SrSymRK, a plant receptor essential for symbiosome formation

Abstract

The symbiosis between legumes and rhizobia is essential for the nitrogen input into the life cycle on our planet. New root organs, the nodules, are established, which house N2-fixing bacteria internalized into the host cell cytoplasm as horizontally acquired organelles, the symbiosomes. The interaction is initiated by bacterial invasion via epidermal root hair curling and cell division in the cortex, both triggered by bacterial nodulation factors. Of the several genes involved in nodule initiation that have been identified, one encodes the leucine-rich repeat-type receptor kinase SymRK. In SymRK mutants of Lotus japonicus or its orthologs in Medicago sp. and Pisum sativum, nodule initiation is arrested at the level of the root hair interaction. Because of the epidermal block, the role of SymRK at later stages of nodule development remained enigmatic. To analyze the role of SymRK downstream of the epidermis, the water-tolerant legume Sesbania rostrata was used that has developed a nodulation strategy to circumvent root hair responses for bacterial invasion.
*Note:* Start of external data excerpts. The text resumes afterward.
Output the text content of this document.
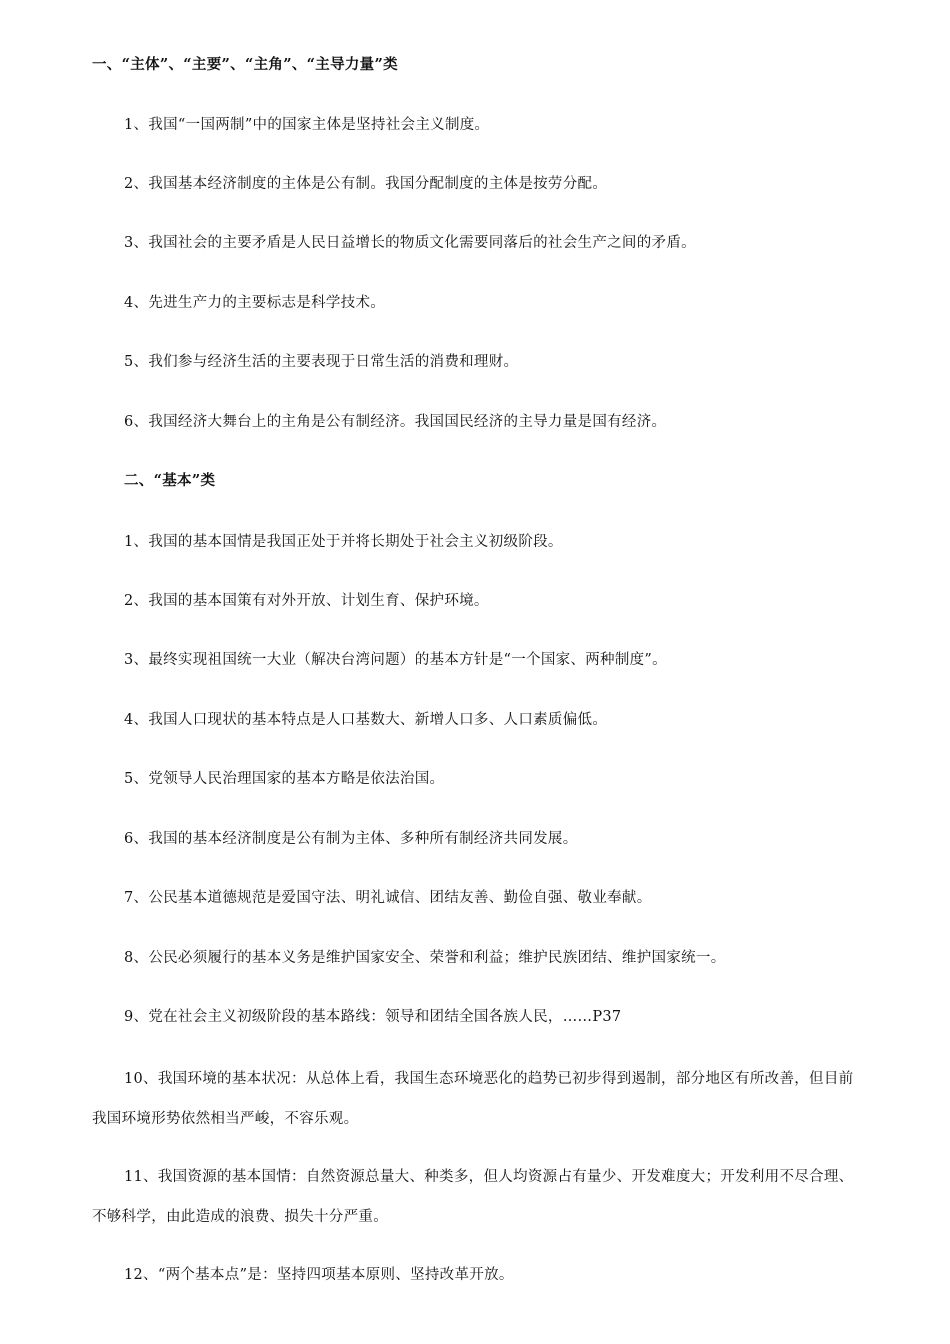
一、“主体”、“主要”、“主角”、“主导力量”类
1、我国“一国两制”中的国家主体是坚持社会主义制度。
2、我国基本经济制度的主体是公有制。我国分配制度的主体是按劳分配。
3、我国社会的主要矛盾是人民日益增长的物质文化需要同落后的社会生产之间的矛盾。
4、先进生产力的主要标志是科学技术。
5、我们参与经济生活的主要表现于日常生活的消费和理财。
6、我国经济大舞台上的主角是公有制经济。我国国民经济的主导力量是国有经济。
二、“基本”类
1、我国的基本国情是我国正处于并将长期处于社会主义初级阶段。
2、我国的基本国策有对外开放、计划生育、保护环境。
3、最终实现祖国统一大业（解决台湾问题）的基本方针是“一个国家、两种制度”。
4、我国人口现状的基本特点是人口基数大、新增人口多、人口素质偏低。
5、党领导人民治理国家的基本方略是依法治国。
6、我国的基本经济制度是公有制为主体、多种所有制经济共同发展。
7、公民基本道德规范是爱国守法、明礼诚信、团结友善、勤俭自强、敬业奉献。
8、公民必须履行的基本义务是维护国家安全、荣誉和利益；维护民族团结、维护国家统一。
9、党在社会主义初级阶段的基本路线：领导和团结全国各族人民，……P37
10、我国环境的基本状况：从总体上看，我国生态环境恶化的趋势已初步得到遏制，部分地区有所改善，但目前我国环境形势依然相当严峻，不容乐观。
11、我国资源的基本国情：自然资源总量大、种类多，但人均资源占有量少、开发难度大；开发利用不尽合理、不够科学，由此造成的浪费、损失十分严重。
12、“两个基本点”是：坚持四项基本原则、坚持改革开放。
Evidence is provided that SymRK plays an essential role during endosymbiotic uptake in plant cells.

Fig. 1.

SrSymRK, the SymRK ortholog of S. rostrata.(A) Sequence of the SrSymRK protein and orthologs. SrSymRK shows a 90% and 86% similarity to L. japonicus LjSymRK and M. truncatula MtDMI2, respectively. Conserved amino acids are highlighted. (B) Southern analysis with the extracellular domain of SrSymRK as a probe.

Fig. 2.

Expresssion analysis of SrSymRK. (A) RT-PCR analysis. SrSymRK expression levels are shown for leaves, flowers, uninfected adventitious root primordia (primordium), in adventitious root primordia infected with ORS571 after 2, 4, and 6 dpi, in hydroponic roots (T^-), and in hydroponic roots 12, 24, 36, 72, and 84 h after inoculation. (B) Bright-field image of an in situ mRNA localization in a semithin section through a nodule primordium 72 h after inoculation. (C) Dark-field image of B; signal is visible as silver grains in the infection zone. ip, infection pocket; iz, infection zone; m, meristem. (Scale bars, 100 μm.)

Fig. 3.

Knockdown phenotype of SrSymRK.(A) Low magnification view of a SrSymRK knockdown line, 10 dpi. Bacteria are labeled with β-glucuronidase. (B) Low magnification view of a functional WT nodule, 10 dpi. Bacteria are labeled with β-glucuronidase. (C) Semithin section through A. IPs, ITs, and a primordium are formed, but no cells are infected. (D) Semithin section through B, 10 dpi. (E and F) Details of C and D. Uninfected and infected cells are marked by triangles and asterisks, respectively. ct, central tissue; ip, infection pocket; it, infection thread; iz, infection zone; m, meristem. (Scale bars, 100 μm.)

Fig. 4.

Ultrastructural analysis of the SrSymRK knockdown phenotype. (A) Transverse section through a WT intracellular IT. (B) Transverse section through an intracellular IT in an SrSymRK knockdown background, 10 dpi. Arrowhead and arrow indicate low electron-dense rim and abnormal cell wall depositions in SrSymRK knockdown lines, respectively. (C) Section through a bag-like intracellular IT consisting of numerous branches, 10 dpi. (D) Section through an intracellular IT in an SrSymRK knockdown background. Low electron-dense rim is indicated by an arrowhead. (E) Rare release of bacteria, resulting in abnormal symbiosomes, which are indicated by arrows. (F) WT bacteroids at 6 dpi. (Scale bars, 1 μm.)